The Protecting our River March took place on Saturday in a desperate attempt to save the river.

Natural Resources Wales (NRW) has found that the River Usk had the highest incidence of phosphate pollution in all of the Welsh rivers. Fertiliser run-off from agriculture, human and animal waste and industrial effluent have all been linked as causes of high phosphate levels.

Last weekend’s march was organised by Angela Jones, which saw local residents of all ages come together in protest.

Beginnning at Beaufort Street car park, the march gathered momentum as travelled through town.

Protestors used home-made banners and signs with slogans that highlighted the state of the river and reiterated calls for immediate action.

River protest Crickhowell
The Protecting our River March took place on Saturday (Oli Horsman/Mike Erskine)

Organiser Angela said: “There was an absolutely fantastic support and turnout. It’s really warming to see people coming together.

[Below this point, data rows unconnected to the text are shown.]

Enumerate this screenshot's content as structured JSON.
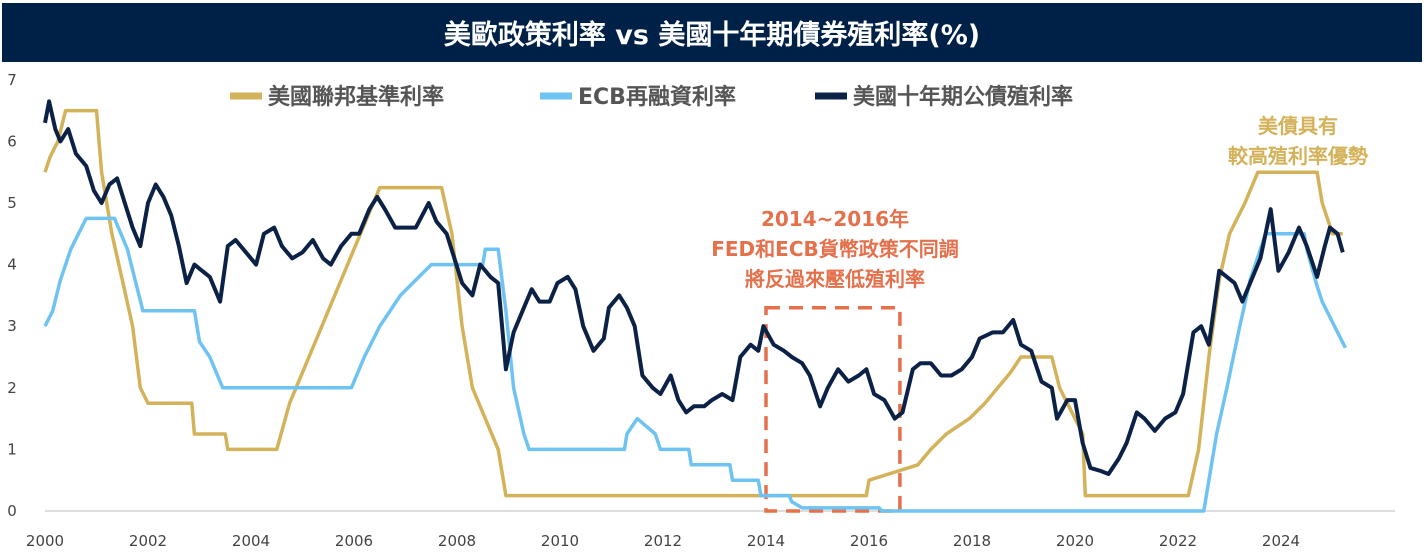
{
  "chart_data": {
    "type": "line",
    "title": "美歐政策利率 vs 美國十年期債券殖利率(%)",
    "xlabel": "",
    "ylabel": "",
    "xlim": [
      2000,
      2025.3
    ],
    "ylim": [
      0,
      7
    ],
    "yticks": [
      "0",
      "1",
      "2",
      "3",
      "4",
      "5",
      "6",
      "7"
    ],
    "xticks": [
      "2000",
      "2002",
      "2004",
      "2006",
      "2008",
      "2010",
      "2012",
      "2014",
      "2016",
      "2018",
      "2020",
      "2022",
      "2024"
    ],
    "grid": false,
    "legend_position": "top",
    "colors": {
      "fed": "#d4b25a",
      "ecb": "#6ec3f2",
      "ust": "#0b2146",
      "annotation": "#e4704c",
      "advantage": "#d4b25a",
      "title_bg": "#002147"
    },
    "series": [
      {
        "name": "美國聯邦基準利率",
        "key": "fed",
        "points": [
          [
            2000,
            5.5
          ],
          [
            2000.1,
            5.75
          ],
          [
            2000.25,
            6.0
          ],
          [
            2000.4,
            6.5
          ],
          [
            2001.0,
            6.5
          ],
          [
            2001.1,
            5.5
          ],
          [
            2001.3,
            4.5
          ],
          [
            2001.5,
            3.75
          ],
          [
            2001.7,
            3.0
          ],
          [
            2001.85,
            2.0
          ],
          [
            2002.0,
            1.75
          ],
          [
            2002.85,
            1.75
          ],
          [
            2002.9,
            1.25
          ],
          [
            2003.5,
            1.25
          ],
          [
            2003.55,
            1.0
          ],
          [
            2004.5,
            1.0
          ],
          [
            2004.75,
            1.75
          ],
          [
            2005.0,
            2.25
          ],
          [
            2005.5,
            3.25
          ],
          [
            2006.0,
            4.25
          ],
          [
            2006.5,
            5.25
          ],
          [
            2007.7,
            5.25
          ],
          [
            2007.9,
            4.5
          ],
          [
            2008.1,
            3.0
          ],
          [
            2008.3,
            2.0
          ],
          [
            2008.8,
            1.0
          ],
          [
            2008.95,
            0.25
          ],
          [
            2015.95,
            0.25
          ],
          [
            2016.0,
            0.5
          ],
          [
            2016.95,
            0.75
          ],
          [
            2017.2,
            1.0
          ],
          [
            2017.5,
            1.25
          ],
          [
            2017.95,
            1.5
          ],
          [
            2018.25,
            1.75
          ],
          [
            2018.5,
            2.0
          ],
          [
            2018.75,
            2.25
          ],
          [
            2018.95,
            2.5
          ],
          [
            2019.55,
            2.5
          ],
          [
            2019.7,
            2.0
          ],
          [
            2019.85,
            1.75
          ],
          [
            2020.15,
            1.25
          ],
          [
            2020.2,
            0.25
          ],
          [
            2022.2,
            0.25
          ],
          [
            2022.4,
            1.0
          ],
          [
            2022.6,
            2.5
          ],
          [
            2022.8,
            3.75
          ],
          [
            2023.0,
            4.5
          ],
          [
            2023.3,
            5.0
          ],
          [
            2023.55,
            5.5
          ],
          [
            2024.7,
            5.5
          ],
          [
            2024.8,
            5.0
          ],
          [
            2024.9,
            4.75
          ],
          [
            2025.0,
            4.5
          ],
          [
            2025.2,
            4.5
          ]
        ]
      },
      {
        "name": "ECB再融資利率",
        "key": "ecb",
        "points": [
          [
            2000,
            3.0
          ],
          [
            2000.15,
            3.25
          ],
          [
            2000.3,
            3.75
          ],
          [
            2000.5,
            4.25
          ],
          [
            2000.8,
            4.75
          ],
          [
            2001.35,
            4.75
          ],
          [
            2001.6,
            4.25
          ],
          [
            2001.75,
            3.75
          ],
          [
            2001.9,
            3.25
          ],
          [
            2002.9,
            3.25
          ],
          [
            2003.0,
            2.75
          ],
          [
            2003.2,
            2.5
          ],
          [
            2003.45,
            2.0
          ],
          [
            2005.95,
            2.0
          ],
          [
            2006.2,
            2.5
          ],
          [
            2006.5,
            3.0
          ],
          [
            2006.9,
            3.5
          ],
          [
            2007.2,
            3.75
          ],
          [
            2007.5,
            4.0
          ],
          [
            2008.5,
            4.0
          ],
          [
            2008.55,
            4.25
          ],
          [
            2008.8,
            4.25
          ],
          [
            2008.95,
            3.25
          ],
          [
            2009.1,
            2.0
          ],
          [
            2009.3,
            1.25
          ],
          [
            2009.4,
            1.0
          ],
          [
            2011.25,
            1.0
          ],
          [
            2011.3,
            1.25
          ],
          [
            2011.5,
            1.5
          ],
          [
            2011.85,
            1.25
          ],
          [
            2011.95,
            1.0
          ],
          [
            2012.5,
            1.0
          ],
          [
            2012.55,
            0.75
          ],
          [
            2013.3,
            0.75
          ],
          [
            2013.35,
            0.5
          ],
          [
            2013.85,
            0.5
          ],
          [
            2013.9,
            0.25
          ],
          [
            2014.45,
            0.25
          ],
          [
            2014.5,
            0.15
          ],
          [
            2014.7,
            0.05
          ],
          [
            2016.2,
            0.05
          ],
          [
            2016.25,
            0.0
          ],
          [
            2022.5,
            0.0
          ],
          [
            2022.6,
            0.5
          ],
          [
            2022.75,
            1.25
          ],
          [
            2022.95,
            2.0
          ],
          [
            2023.2,
            3.0
          ],
          [
            2023.4,
            3.75
          ],
          [
            2023.7,
            4.5
          ],
          [
            2024.45,
            4.5
          ],
          [
            2024.5,
            4.25
          ],
          [
            2024.7,
            3.65
          ],
          [
            2024.8,
            3.4
          ],
          [
            2024.95,
            3.15
          ],
          [
            2025.1,
            2.9
          ],
          [
            2025.25,
            2.65
          ]
        ]
      },
      {
        "name": "美國十年期公債殖利率",
        "key": "ust",
        "points": [
          [
            2000,
            6.3
          ],
          [
            2000.08,
            6.65
          ],
          [
            2000.2,
            6.2
          ],
          [
            2000.3,
            6.0
          ],
          [
            2000.45,
            6.2
          ],
          [
            2000.6,
            5.8
          ],
          [
            2000.8,
            5.6
          ],
          [
            2000.95,
            5.2
          ],
          [
            2001.1,
            5.0
          ],
          [
            2001.25,
            5.3
          ],
          [
            2001.4,
            5.4
          ],
          [
            2001.55,
            5.0
          ],
          [
            2001.7,
            4.6
          ],
          [
            2001.85,
            4.3
          ],
          [
            2002.0,
            5.0
          ],
          [
            2002.15,
            5.3
          ],
          [
            2002.3,
            5.1
          ],
          [
            2002.45,
            4.8
          ],
          [
            2002.6,
            4.3
          ],
          [
            2002.75,
            3.7
          ],
          [
            2002.9,
            4.0
          ],
          [
            2003.05,
            3.9
          ],
          [
            2003.2,
            3.8
          ],
          [
            2003.4,
            3.4
          ],
          [
            2003.55,
            4.3
          ],
          [
            2003.7,
            4.4
          ],
          [
            2003.9,
            4.2
          ],
          [
            2004.1,
            4.0
          ],
          [
            2004.25,
            4.5
          ],
          [
            2004.45,
            4.6
          ],
          [
            2004.6,
            4.3
          ],
          [
            2004.8,
            4.1
          ],
          [
            2005.0,
            4.2
          ],
          [
            2005.2,
            4.4
          ],
          [
            2005.4,
            4.1
          ],
          [
            2005.55,
            4.0
          ],
          [
            2005.75,
            4.3
          ],
          [
            2005.95,
            4.5
          ],
          [
            2006.1,
            4.5
          ],
          [
            2006.3,
            4.9
          ],
          [
            2006.45,
            5.1
          ],
          [
            2006.6,
            4.9
          ],
          [
            2006.8,
            4.6
          ],
          [
            2006.95,
            4.6
          ],
          [
            2007.2,
            4.6
          ],
          [
            2007.45,
            5.0
          ],
          [
            2007.6,
            4.7
          ],
          [
            2007.8,
            4.5
          ],
          [
            2007.95,
            4.1
          ],
          [
            2008.1,
            3.7
          ],
          [
            2008.3,
            3.5
          ],
          [
            2008.45,
            4.0
          ],
          [
            2008.65,
            3.8
          ],
          [
            2008.8,
            3.7
          ],
          [
            2008.95,
            2.3
          ],
          [
            2009.1,
            2.9
          ],
          [
            2009.3,
            3.3
          ],
          [
            2009.45,
            3.6
          ],
          [
            2009.6,
            3.4
          ],
          [
            2009.8,
            3.4
          ],
          [
            2009.95,
            3.7
          ],
          [
            2010.15,
            3.8
          ],
          [
            2010.3,
            3.6
          ],
          [
            2010.45,
            3.0
          ],
          [
            2010.65,
            2.6
          ],
          [
            2010.85,
            2.8
          ],
          [
            2010.95,
            3.3
          ],
          [
            2011.15,
            3.5
          ],
          [
            2011.3,
            3.3
          ],
          [
            2011.45,
            3.0
          ],
          [
            2011.6,
            2.2
          ],
          [
            2011.8,
            2.0
          ],
          [
            2011.95,
            1.9
          ],
          [
            2012.15,
            2.2
          ],
          [
            2012.3,
            1.8
          ],
          [
            2012.45,
            1.6
          ],
          [
            2012.6,
            1.7
          ],
          [
            2012.8,
            1.7
          ],
          [
            2012.95,
            1.8
          ],
          [
            2013.15,
            1.9
          ],
          [
            2013.35,
            1.8
          ],
          [
            2013.5,
            2.5
          ],
          [
            2013.7,
            2.7
          ],
          [
            2013.85,
            2.6
          ],
          [
            2013.95,
            3.0
          ],
          [
            2014.15,
            2.7
          ],
          [
            2014.35,
            2.6
          ],
          [
            2014.5,
            2.5
          ],
          [
            2014.7,
            2.4
          ],
          [
            2014.85,
            2.2
          ],
          [
            2015.05,
            1.7
          ],
          [
            2015.2,
            2.0
          ],
          [
            2015.4,
            2.3
          ],
          [
            2015.6,
            2.1
          ],
          [
            2015.8,
            2.2
          ],
          [
            2015.95,
            2.3
          ],
          [
            2016.1,
            1.9
          ],
          [
            2016.3,
            1.8
          ],
          [
            2016.5,
            1.5
          ],
          [
            2016.65,
            1.6
          ],
          [
            2016.85,
            2.3
          ],
          [
            2017.0,
            2.4
          ],
          [
            2017.2,
            2.4
          ],
          [
            2017.4,
            2.2
          ],
          [
            2017.6,
            2.2
          ],
          [
            2017.8,
            2.3
          ],
          [
            2018.0,
            2.5
          ],
          [
            2018.15,
            2.8
          ],
          [
            2018.4,
            2.9
          ],
          [
            2018.6,
            2.9
          ],
          [
            2018.8,
            3.1
          ],
          [
            2018.95,
            2.7
          ],
          [
            2019.15,
            2.6
          ],
          [
            2019.35,
            2.1
          ],
          [
            2019.55,
            2.0
          ],
          [
            2019.65,
            1.5
          ],
          [
            2019.85,
            1.8
          ],
          [
            2020.0,
            1.8
          ],
          [
            2020.15,
            1.1
          ],
          [
            2020.3,
            0.7
          ],
          [
            2020.5,
            0.65
          ],
          [
            2020.65,
            0.6
          ],
          [
            2020.85,
            0.85
          ],
          [
            2021.0,
            1.1
          ],
          [
            2021.2,
            1.6
          ],
          [
            2021.35,
            1.5
          ],
          [
            2021.55,
            1.3
          ],
          [
            2021.75,
            1.5
          ],
          [
            2021.95,
            1.6
          ],
          [
            2022.1,
            1.9
          ],
          [
            2022.3,
            2.9
          ],
          [
            2022.45,
            3.0
          ],
          [
            2022.6,
            2.7
          ],
          [
            2022.8,
            3.9
          ],
          [
            2022.95,
            3.8
          ],
          [
            2023.1,
            3.7
          ],
          [
            2023.25,
            3.4
          ],
          [
            2023.45,
            3.8
          ],
          [
            2023.6,
            4.1
          ],
          [
            2023.8,
            4.9
          ],
          [
            2023.95,
            3.9
          ],
          [
            2024.15,
            4.2
          ],
          [
            2024.35,
            4.6
          ],
          [
            2024.5,
            4.3
          ],
          [
            2024.7,
            3.8
          ],
          [
            2024.85,
            4.3
          ],
          [
            2024.95,
            4.6
          ],
          [
            2025.1,
            4.5
          ],
          [
            2025.2,
            4.2
          ]
        ]
      }
    ],
    "legend": [
      "美國聯邦基準利率",
      "ECB再融資利率",
      "美國十年期公債殖利率"
    ],
    "annotations": {
      "divergence": [
        "2014~2016年",
        "FED和ECB貨幣政策不同調",
        "將反過來壓低殖利率"
      ],
      "divergence_box": {
        "x_from": 2014,
        "x_to": 2016.6,
        "y_from": 0,
        "y_to": 3.3
      },
      "advantage": [
        "美債具有",
        "較高殖利率優勢"
      ]
    }
  }
}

There were fisherman, school children and even the mayor of Usk.

“We are not going to accept the deterioration of our rivers - we need change.

“They shouldn’t be treated like a sewer by Welsh Water.”

River protest Crickhowell
The River Usk has the highest incidence of phosphate pollution in all Welsh rivers (Oli Horsman/Mike Erskine)

After making their way through town, the group walked down to the river where they linked arms from either side of the bridge to reflect the current state of the river.

Angela has also had a documentary made about the importance of protecting the rivers, which was shown on a large screen towed on the back of a lorry led through the street.

A petition can be found on which Angela is hoping will get 10,000 signatures to be considered for debate in the Senedd.

She said: “Welsh Water and agriculture we will not accept you using our rivers as sewers.

“I’ve been on this for years now and I will never give up because there’s no alternative than to give nature a voice.”